We are all now much more aware that maintaining good mental health is just as important as staying physically healthy. From an employers’ point of view, happy and healthy staff are more productive, less likely to be absent through sickness and more likely to stay in post.
This is now widely acknowledged among employers. For example, at Alex Gourley, Managing Director of Boots said: “We are embedding health and wellbeing at the heart of our business strategy because our people are our greatest asset, and we recognise that a healthy, happy and committed workforce is vital to our business success.”
And as Bupa Commercial Director Steve Flanagan said: “Improving the health and wellbeing of our employees makes good business sense. As a leading provider of workplace health services, we see every day the difference it can make to a company’s bottom line and the impact it can have on employee morale and motivation.
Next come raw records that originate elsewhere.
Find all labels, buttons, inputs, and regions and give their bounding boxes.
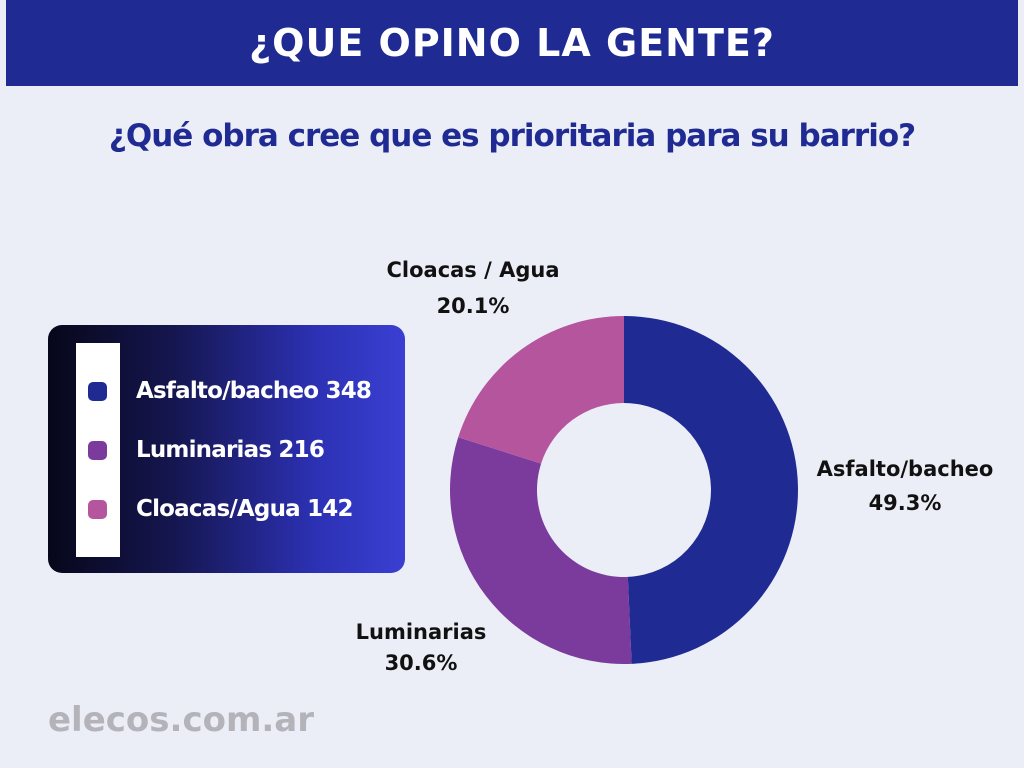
slice-percent-label: 20.1%	[437, 294, 510, 318]
legend-swatch	[88, 440, 107, 460]
slice-luminarias	[450, 437, 632, 664]
legend-item-luminarias: Luminarias 216	[88, 430, 325, 470]
slice-percent-label: 30.6%	[385, 651, 458, 675]
legend-label: Asfalto/bacheo 348	[136, 378, 372, 404]
survey-question: ¿Qué obra cree que es prioritaria para s…	[108, 118, 916, 154]
slice-percent-label: 49.3%	[869, 491, 942, 515]
footer-site: elecos.com.ar	[48, 700, 315, 740]
header-banner: ¿QUE OPINO LA GENTE?	[6, 0, 1018, 86]
legend-label: Luminarias 216	[136, 437, 325, 463]
legend-swatch	[88, 499, 107, 519]
slice-label: Asfalto/bacheo	[817, 457, 994, 481]
legend-swatch	[88, 381, 107, 401]
chart-legend: Asfalto/bacheo 348 Luminarias 216 Cloaca…	[48, 325, 405, 573]
slice-label: Luminarias	[356, 620, 487, 644]
slice-asfalto	[624, 316, 798, 664]
slice-label: Cloacas / Agua	[386, 258, 559, 282]
legend-item-cloacas: Cloacas/Agua 142	[88, 489, 354, 529]
legend-label: Cloacas/Agua 142	[136, 496, 354, 522]
legend-item-asfalto: Asfalto/bacheo 348	[88, 371, 372, 411]
slice-cloacas	[458, 316, 624, 464]
page-title: ¿QUE OPINO LA GENTE?	[249, 21, 775, 65]
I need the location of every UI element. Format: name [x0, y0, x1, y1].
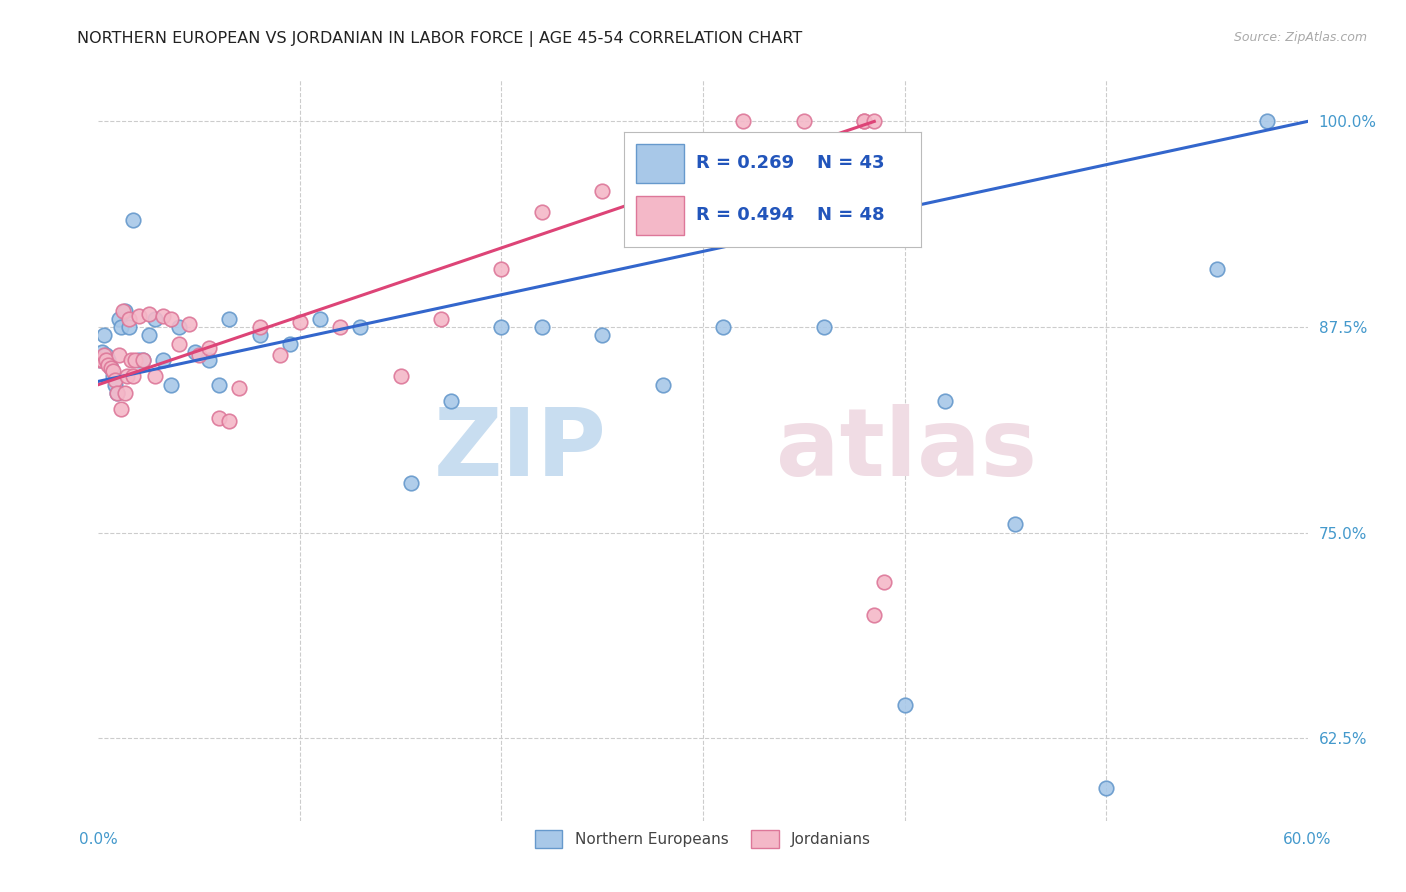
- Point: [278, 336, 301, 351]
- Point: [101, 364, 124, 378]
- Point: [152, 309, 174, 323]
- Point: [591, 184, 613, 198]
- Point: [813, 320, 835, 334]
- Point: [530, 205, 553, 219]
- Text: Source: ZipAtlas.com: Source: ZipAtlas.com: [1233, 31, 1367, 45]
- Point: [1206, 262, 1229, 277]
- Point: [853, 114, 876, 128]
- Point: [132, 353, 155, 368]
- Point: [733, 114, 755, 128]
- Point: [228, 381, 250, 395]
- Point: [249, 320, 271, 334]
- Point: [184, 344, 207, 359]
- Point: [143, 311, 166, 326]
- Point: [349, 320, 371, 334]
- Point: [179, 317, 201, 331]
- Point: [152, 353, 174, 368]
- Point: [430, 311, 453, 326]
- Point: [863, 114, 886, 128]
- Text: NORTHERN EUROPEAN VS JORDANIAN IN LABOR FORCE | AGE 45-54 CORRELATION CHART: NORTHERN EUROPEAN VS JORDANIAN IN LABOR …: [77, 31, 803, 47]
- Point: [111, 303, 134, 318]
- Point: [873, 575, 896, 590]
- Point: [160, 377, 183, 392]
- Point: [309, 311, 332, 326]
- Point: [89, 353, 111, 368]
- Point: [711, 320, 734, 334]
- Point: [288, 315, 311, 329]
- Point: [96, 353, 118, 368]
- Point: [120, 353, 142, 368]
- Text: atlas: atlas: [776, 404, 1036, 497]
- Point: [107, 348, 129, 362]
- Point: [89, 353, 111, 368]
- Point: [105, 385, 128, 400]
- Point: [651, 163, 673, 178]
- Point: [132, 353, 155, 368]
- Point: [138, 328, 160, 343]
- Point: [128, 353, 150, 368]
- Point: [91, 344, 114, 359]
- Point: [114, 385, 136, 400]
- Point: [160, 311, 183, 326]
- Point: [491, 262, 513, 277]
- Point: [399, 476, 422, 491]
- Point: [138, 307, 160, 321]
- Point: [105, 385, 128, 400]
- Point: [114, 303, 136, 318]
- Point: [853, 114, 876, 128]
- Point: [97, 358, 120, 372]
- Point: [121, 213, 143, 227]
- Point: [389, 369, 412, 384]
- Point: [97, 353, 120, 368]
- Point: [124, 353, 146, 368]
- Point: [1004, 517, 1026, 532]
- Point: [107, 311, 129, 326]
- Point: [110, 320, 132, 334]
- Point: [1095, 780, 1118, 795]
- Point: [143, 369, 166, 384]
- Point: [440, 394, 463, 409]
- Point: [100, 361, 122, 376]
- Point: [651, 377, 673, 392]
- Point: [91, 353, 114, 368]
- Point: [208, 410, 231, 425]
- Point: [93, 328, 115, 343]
- Point: [110, 402, 132, 417]
- Point: [167, 336, 190, 351]
- Point: [188, 348, 211, 362]
- Point: [591, 328, 613, 343]
- Point: [128, 309, 150, 323]
- Point: [491, 320, 513, 334]
- Text: ZIP: ZIP: [433, 404, 606, 497]
- Point: [103, 373, 125, 387]
- Point: [101, 369, 124, 384]
- Point: [530, 320, 553, 334]
- Point: [218, 311, 240, 326]
- Point: [863, 607, 886, 622]
- Point: [249, 328, 271, 343]
- Point: [269, 348, 291, 362]
- Legend: Northern Europeans, Jordanians: Northern Europeans, Jordanians: [529, 824, 877, 854]
- Point: [218, 414, 240, 428]
- Point: [793, 114, 815, 128]
- Point: [93, 348, 115, 362]
- Point: [198, 353, 221, 368]
- Point: [121, 369, 143, 384]
- Point: [1256, 114, 1278, 128]
- Point: [118, 311, 141, 326]
- Point: [934, 394, 956, 409]
- Point: [893, 698, 915, 713]
- Point: [118, 320, 141, 334]
- Point: [115, 369, 138, 384]
- Point: [198, 342, 221, 356]
- Point: [103, 377, 125, 392]
- Point: [329, 320, 352, 334]
- Point: [100, 361, 122, 376]
- Point: [167, 320, 190, 334]
- Point: [208, 377, 231, 392]
- Point: [96, 348, 118, 362]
It offers a ‘win-win’ all round. Employees benefit from better support for their health. Companies benefit from less absence and improved productivity. And society benefits from improved public health.”
So, as an employer, what can you do to help promote good mental health among your team, both for their sake and for your company’s?
1. Education & Training
By vocalising the importance of mental health, by talking about it and bringing the topic out into the open, you will be helping to destigmatise the issue and giving people an opportunity to express how they are feeling.
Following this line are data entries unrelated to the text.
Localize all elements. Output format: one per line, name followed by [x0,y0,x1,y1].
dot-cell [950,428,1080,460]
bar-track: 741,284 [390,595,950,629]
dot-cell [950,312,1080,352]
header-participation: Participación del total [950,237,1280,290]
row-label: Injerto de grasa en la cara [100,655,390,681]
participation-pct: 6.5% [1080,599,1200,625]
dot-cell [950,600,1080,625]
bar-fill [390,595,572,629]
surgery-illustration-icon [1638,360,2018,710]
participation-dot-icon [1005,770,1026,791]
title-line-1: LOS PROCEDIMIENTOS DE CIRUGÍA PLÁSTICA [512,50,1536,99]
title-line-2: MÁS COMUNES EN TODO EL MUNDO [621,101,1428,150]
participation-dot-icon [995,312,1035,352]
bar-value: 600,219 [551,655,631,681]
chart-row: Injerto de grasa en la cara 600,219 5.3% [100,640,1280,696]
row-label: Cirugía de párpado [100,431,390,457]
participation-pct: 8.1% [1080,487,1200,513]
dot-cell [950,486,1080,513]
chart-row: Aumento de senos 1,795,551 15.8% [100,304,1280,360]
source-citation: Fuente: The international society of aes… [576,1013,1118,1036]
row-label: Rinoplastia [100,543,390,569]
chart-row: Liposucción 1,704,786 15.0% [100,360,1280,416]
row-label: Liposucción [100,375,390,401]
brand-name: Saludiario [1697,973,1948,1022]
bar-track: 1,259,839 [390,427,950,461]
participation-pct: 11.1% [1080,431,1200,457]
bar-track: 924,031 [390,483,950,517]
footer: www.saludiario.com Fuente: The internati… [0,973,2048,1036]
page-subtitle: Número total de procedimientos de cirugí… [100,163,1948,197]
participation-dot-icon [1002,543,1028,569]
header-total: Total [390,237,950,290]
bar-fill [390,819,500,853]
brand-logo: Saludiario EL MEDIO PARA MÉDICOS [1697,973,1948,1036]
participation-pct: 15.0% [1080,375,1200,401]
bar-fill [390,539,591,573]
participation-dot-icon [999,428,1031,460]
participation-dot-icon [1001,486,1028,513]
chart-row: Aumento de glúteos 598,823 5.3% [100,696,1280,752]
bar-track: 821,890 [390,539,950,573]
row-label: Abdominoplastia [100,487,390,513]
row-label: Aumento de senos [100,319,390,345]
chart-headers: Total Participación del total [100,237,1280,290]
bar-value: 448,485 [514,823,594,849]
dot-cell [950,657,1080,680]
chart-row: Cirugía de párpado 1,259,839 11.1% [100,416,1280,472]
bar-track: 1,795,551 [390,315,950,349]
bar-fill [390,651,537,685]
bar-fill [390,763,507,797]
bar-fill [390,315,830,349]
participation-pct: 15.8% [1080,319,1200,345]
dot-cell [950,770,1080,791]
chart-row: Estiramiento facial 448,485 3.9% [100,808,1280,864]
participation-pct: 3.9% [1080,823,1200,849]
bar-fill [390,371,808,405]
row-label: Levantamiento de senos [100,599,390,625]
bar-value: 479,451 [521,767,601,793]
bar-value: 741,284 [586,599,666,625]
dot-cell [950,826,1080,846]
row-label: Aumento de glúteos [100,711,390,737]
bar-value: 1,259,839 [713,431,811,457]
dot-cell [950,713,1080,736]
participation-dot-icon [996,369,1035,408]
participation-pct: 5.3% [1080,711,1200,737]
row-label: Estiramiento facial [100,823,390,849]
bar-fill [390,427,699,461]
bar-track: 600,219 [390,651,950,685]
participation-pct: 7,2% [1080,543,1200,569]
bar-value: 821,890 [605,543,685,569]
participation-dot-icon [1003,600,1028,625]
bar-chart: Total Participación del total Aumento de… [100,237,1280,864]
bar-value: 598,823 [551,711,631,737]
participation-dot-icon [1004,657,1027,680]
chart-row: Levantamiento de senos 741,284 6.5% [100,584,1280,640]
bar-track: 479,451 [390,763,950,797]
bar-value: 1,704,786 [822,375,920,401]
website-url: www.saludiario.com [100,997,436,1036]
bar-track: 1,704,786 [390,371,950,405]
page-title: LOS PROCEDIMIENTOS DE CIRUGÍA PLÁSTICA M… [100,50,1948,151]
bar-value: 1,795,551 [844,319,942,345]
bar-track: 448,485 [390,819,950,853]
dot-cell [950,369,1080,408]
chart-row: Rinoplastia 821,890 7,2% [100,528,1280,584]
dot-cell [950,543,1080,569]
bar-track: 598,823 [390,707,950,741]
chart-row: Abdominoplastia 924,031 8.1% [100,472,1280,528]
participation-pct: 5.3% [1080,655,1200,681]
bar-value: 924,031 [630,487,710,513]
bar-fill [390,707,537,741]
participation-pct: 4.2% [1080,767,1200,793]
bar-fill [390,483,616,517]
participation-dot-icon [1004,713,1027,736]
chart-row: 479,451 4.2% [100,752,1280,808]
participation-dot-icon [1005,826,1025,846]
Offer training to your whole team about the importance of good mental health and how to maintain mental health; don’t limit training to just senior managers and HR.
It’s also a good idea to appoint a mental health first aider at work, who has additional training and who can act as a focal point. Colleagues know they have somewhere and someone to turn to, if they need support, and that they can do so in confidence.
Part of the training is educating your staff to spot telltale signs when a colleague might need help, and what to do if they do believe someone is having difficulties. The ethos is all about looking after your own mental health and looking out for others.
2. Introduce Flexible Working
Since the pandemic, flexible working is far more common among companies and is a benefit that is prized by workers. According to a survey in 2022 by HR and payroll experts Remote, some 76% of employees want flexible working hours more than other benefits such as a company-sponsored retirement plan or finishing early on a Friday.
So, why does flexible working promote good mental health? It’s simple. By giving employees the chance to work from home, choose their start and finish times, or have the option to compress their hours into fewer days, they can reduce homelife stresses. It means they can make doctor’s appointments, do the school run, and be at those important events like sports day or the nativity play. Employees truly value flexible working, which improves their work-life balance.
3. Keep In Regular Contact
If you truly want to understand how your individual employees are doing, then one of the best ways is to schedule regular one-to-one meetings.
This is an opportunity to talk about their work, highlight recent achievements, and key in to their thoughts and feelings. This not only gives them a boost (because they feel valued and listened to) it is an opportunity to head off any potential issues.
As one-on-one meetings can be daunting for many employees, ensure you make it clear that the purpose is to get their feedback on your company’s processes and their workload, as well as provide some feedback of your own. To reinforce this idea, you should openly ask for feedback on how things can be improved within the business, record this, and implement their suggestions where possible.
4. Encourage Self-Care
Promote self-care practices, such as mindfulness exercises, meditation, or yoga, and provide resources or workshops to help employees develop these skills. You could even have classes at lunchtime, or before and after work. Similarly, encourage your team to take breaks and create spaces for relaxation within the workplace.
5. Provide Access To Resources
Not everyone will want to talk about their mental health, even if you have provided a mental health first aider and ample training for your team. So you should also offer signposting to other resources, such as local mental health charities, counselling services, therapists, or support groups to help employees seek assistance when needed.
6. Office Location
Where you are based can have an impact on your employees’ mental health. Comfortable offices, such as the serviced offices we provide at Rombourne, in accessible locations, with ample parking, light and airy work stations, kitchens, breakout areas and more, do much to encourage a happy, healthy workforce.